Namun, di tengah dinding dukungan yang adil untuk Ukraina ini, muncul warna rasialisme yang tak terbantahkan. Dalam konteks perang, banyak liputan yang menggunakan bahasa yang sangat mengganggu. Seperti Charlie D'Agata dari CBS News, yang disebut Hamad penuh narasi rasialis. 

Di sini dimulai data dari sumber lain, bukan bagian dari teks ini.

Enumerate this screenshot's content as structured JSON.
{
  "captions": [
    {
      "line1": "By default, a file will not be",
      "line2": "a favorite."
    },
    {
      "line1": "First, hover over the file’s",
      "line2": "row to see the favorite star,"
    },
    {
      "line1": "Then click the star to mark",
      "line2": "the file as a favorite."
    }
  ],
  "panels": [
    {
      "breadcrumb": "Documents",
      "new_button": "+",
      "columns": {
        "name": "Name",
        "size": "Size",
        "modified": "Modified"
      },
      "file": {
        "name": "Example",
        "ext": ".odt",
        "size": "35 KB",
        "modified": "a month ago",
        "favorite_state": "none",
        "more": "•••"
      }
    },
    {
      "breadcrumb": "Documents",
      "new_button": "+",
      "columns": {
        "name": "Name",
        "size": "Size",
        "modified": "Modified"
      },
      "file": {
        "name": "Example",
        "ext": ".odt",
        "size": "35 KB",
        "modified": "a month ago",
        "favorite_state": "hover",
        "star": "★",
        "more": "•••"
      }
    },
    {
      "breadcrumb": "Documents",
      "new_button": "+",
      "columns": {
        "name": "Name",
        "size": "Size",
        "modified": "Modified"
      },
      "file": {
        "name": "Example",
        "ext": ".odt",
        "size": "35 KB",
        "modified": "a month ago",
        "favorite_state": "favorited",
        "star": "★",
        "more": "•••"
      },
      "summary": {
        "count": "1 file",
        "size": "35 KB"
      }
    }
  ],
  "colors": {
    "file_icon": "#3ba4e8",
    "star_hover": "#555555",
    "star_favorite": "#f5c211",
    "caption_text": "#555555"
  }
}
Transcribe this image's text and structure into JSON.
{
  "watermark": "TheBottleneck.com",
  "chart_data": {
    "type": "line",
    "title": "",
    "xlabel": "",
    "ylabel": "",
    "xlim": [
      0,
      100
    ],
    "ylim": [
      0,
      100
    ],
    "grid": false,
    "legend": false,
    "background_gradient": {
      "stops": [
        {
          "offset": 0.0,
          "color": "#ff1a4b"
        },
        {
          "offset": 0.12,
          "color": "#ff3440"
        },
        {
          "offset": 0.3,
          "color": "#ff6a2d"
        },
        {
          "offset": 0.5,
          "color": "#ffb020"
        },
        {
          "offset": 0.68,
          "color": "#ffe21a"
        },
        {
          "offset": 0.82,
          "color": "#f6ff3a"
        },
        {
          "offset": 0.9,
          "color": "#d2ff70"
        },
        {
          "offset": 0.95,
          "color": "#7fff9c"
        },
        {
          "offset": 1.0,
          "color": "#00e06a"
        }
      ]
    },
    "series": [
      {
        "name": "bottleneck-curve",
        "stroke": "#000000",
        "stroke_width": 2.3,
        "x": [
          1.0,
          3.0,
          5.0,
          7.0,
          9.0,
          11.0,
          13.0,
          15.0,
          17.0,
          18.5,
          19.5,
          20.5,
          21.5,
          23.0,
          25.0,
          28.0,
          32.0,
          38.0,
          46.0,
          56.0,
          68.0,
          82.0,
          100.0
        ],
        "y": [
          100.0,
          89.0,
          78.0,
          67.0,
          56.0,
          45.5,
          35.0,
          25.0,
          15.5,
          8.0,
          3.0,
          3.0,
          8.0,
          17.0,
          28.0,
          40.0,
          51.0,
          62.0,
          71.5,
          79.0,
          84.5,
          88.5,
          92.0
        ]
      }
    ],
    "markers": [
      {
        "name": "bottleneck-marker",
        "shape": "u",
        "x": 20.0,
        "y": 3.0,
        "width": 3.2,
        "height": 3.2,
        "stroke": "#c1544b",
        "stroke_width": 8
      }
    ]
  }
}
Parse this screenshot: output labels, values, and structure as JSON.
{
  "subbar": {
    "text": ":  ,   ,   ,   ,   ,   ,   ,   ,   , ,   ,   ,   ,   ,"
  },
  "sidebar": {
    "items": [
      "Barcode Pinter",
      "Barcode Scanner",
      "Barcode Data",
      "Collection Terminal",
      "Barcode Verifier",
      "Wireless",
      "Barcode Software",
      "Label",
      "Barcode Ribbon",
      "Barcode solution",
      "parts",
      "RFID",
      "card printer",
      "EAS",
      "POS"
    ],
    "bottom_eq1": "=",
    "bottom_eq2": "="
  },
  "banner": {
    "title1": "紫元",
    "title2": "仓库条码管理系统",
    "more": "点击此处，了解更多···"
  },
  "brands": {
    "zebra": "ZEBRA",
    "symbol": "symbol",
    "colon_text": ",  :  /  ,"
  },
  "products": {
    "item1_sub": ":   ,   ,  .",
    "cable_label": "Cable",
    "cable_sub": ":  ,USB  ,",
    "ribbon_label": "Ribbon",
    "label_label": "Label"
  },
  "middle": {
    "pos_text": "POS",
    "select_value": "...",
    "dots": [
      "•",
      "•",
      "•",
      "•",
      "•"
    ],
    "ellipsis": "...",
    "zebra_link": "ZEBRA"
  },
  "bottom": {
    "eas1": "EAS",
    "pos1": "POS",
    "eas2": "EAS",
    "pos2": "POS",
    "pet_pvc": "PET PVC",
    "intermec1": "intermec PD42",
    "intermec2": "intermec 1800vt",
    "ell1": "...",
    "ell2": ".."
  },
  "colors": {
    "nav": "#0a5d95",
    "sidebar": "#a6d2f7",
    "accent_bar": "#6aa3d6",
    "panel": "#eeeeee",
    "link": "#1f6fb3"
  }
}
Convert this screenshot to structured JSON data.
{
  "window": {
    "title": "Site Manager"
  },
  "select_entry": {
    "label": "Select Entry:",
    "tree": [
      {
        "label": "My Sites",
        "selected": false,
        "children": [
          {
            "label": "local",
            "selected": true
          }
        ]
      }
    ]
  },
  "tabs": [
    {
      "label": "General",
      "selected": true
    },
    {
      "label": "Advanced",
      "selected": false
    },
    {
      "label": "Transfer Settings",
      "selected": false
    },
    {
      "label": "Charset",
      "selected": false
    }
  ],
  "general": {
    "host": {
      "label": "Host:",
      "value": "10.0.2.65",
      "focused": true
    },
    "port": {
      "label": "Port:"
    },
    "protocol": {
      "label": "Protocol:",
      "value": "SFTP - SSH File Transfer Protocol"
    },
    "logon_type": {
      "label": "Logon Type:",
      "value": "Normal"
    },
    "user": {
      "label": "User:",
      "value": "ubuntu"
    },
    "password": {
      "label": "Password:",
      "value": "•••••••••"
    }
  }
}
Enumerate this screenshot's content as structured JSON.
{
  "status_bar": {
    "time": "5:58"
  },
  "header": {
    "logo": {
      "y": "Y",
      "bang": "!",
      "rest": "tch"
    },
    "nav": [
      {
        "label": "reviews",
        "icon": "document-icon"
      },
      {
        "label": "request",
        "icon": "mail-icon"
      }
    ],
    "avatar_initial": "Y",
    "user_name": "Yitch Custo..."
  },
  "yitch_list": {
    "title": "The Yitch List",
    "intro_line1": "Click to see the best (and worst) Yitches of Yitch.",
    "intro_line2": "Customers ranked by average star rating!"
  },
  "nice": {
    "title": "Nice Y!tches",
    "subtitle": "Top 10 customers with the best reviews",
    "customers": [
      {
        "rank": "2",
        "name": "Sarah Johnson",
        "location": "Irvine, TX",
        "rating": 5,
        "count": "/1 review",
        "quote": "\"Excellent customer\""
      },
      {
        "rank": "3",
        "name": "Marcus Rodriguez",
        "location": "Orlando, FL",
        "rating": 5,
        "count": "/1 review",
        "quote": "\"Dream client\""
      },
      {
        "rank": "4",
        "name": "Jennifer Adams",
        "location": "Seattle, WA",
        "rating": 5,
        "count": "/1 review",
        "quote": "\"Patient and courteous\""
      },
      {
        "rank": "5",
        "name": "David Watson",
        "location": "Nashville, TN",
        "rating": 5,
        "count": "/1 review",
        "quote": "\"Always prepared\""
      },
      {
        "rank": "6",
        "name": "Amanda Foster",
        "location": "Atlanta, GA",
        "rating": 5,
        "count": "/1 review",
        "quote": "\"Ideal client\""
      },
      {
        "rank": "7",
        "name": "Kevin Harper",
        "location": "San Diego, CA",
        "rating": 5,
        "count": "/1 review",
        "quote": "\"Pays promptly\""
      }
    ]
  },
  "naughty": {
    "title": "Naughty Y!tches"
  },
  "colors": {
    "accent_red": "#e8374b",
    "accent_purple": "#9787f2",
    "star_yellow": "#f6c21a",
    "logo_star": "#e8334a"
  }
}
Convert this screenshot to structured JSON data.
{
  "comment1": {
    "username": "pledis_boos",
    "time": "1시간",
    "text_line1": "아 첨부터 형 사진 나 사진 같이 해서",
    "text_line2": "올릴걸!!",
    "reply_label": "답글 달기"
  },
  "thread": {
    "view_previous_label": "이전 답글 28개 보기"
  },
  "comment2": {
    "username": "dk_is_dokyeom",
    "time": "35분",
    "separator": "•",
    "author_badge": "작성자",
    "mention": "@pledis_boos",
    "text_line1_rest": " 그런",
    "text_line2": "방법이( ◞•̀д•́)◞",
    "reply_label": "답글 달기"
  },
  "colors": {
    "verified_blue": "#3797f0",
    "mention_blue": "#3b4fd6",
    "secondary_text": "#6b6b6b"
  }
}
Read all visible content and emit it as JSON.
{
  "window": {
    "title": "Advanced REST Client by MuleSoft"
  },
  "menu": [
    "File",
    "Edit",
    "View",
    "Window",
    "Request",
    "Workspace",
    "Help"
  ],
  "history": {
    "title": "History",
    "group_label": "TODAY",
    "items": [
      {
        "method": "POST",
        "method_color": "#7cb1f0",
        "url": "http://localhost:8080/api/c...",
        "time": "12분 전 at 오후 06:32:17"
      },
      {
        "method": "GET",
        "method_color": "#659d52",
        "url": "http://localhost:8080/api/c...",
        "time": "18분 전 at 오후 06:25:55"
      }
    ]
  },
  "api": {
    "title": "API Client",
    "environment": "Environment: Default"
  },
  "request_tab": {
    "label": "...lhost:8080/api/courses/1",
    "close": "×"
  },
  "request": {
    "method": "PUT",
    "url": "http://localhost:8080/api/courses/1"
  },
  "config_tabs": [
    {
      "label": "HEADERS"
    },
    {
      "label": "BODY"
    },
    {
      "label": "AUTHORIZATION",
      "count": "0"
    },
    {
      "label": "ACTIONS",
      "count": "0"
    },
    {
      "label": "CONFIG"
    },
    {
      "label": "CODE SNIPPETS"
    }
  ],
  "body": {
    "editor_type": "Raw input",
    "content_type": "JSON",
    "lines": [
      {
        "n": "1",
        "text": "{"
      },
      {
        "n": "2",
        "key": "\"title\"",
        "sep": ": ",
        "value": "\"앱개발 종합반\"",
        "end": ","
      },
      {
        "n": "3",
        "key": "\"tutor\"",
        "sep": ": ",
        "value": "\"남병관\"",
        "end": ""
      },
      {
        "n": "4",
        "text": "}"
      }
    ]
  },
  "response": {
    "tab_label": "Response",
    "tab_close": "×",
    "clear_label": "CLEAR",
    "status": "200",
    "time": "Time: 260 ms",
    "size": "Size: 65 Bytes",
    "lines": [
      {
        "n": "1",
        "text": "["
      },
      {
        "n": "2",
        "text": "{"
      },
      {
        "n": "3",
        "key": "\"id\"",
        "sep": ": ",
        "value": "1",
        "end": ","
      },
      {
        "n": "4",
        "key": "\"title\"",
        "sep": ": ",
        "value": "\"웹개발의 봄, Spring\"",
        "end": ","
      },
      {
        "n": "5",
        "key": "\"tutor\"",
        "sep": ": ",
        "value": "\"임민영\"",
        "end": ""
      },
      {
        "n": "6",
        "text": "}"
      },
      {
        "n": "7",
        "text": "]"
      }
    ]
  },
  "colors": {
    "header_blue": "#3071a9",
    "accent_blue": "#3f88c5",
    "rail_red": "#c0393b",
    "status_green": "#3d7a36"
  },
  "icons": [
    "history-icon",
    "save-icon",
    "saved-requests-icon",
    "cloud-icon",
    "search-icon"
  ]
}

Dilansir dari The New Arab, Selasa (1/3/2022), D'Agata yang melaporkan langsung dari Ukraina, mengatakan tentang pengalamannya di Kyiv di bawah serangan Rusia. “Ini bukan tempat seperti Irak atau Afghanistan yang telah menyaksikan konflik berkecamuk selama beberapa dekade. Ini adalah kota yang relatif beradab, relatif Eropa, di mana Anda tidak mengharapkan itu atau berharap itu akan terjadi," kata D'Agata

Peneliti yang berfokus pada ideologi totaliter itu menyebut ucapan itu seperti memaklumkan peristiwa perang bagi orang-orang kulit berwarna di Asia atau tempat lain, dibanding terjadi kepada kulit putih di Eropa. "Sangat mudah bagi orang-orang seperti D'Agata untuk menerima perang dan berbagai kengeriannya ketika dikunjungi oleh orang kulit berwarna. Tetapi ketika para korban memiliki kulit putih, rambut pirang, mata biru dan cukup Eropa, tiba-tiba kengerian perang menjadi benar-benar menjijikkan," katanya. 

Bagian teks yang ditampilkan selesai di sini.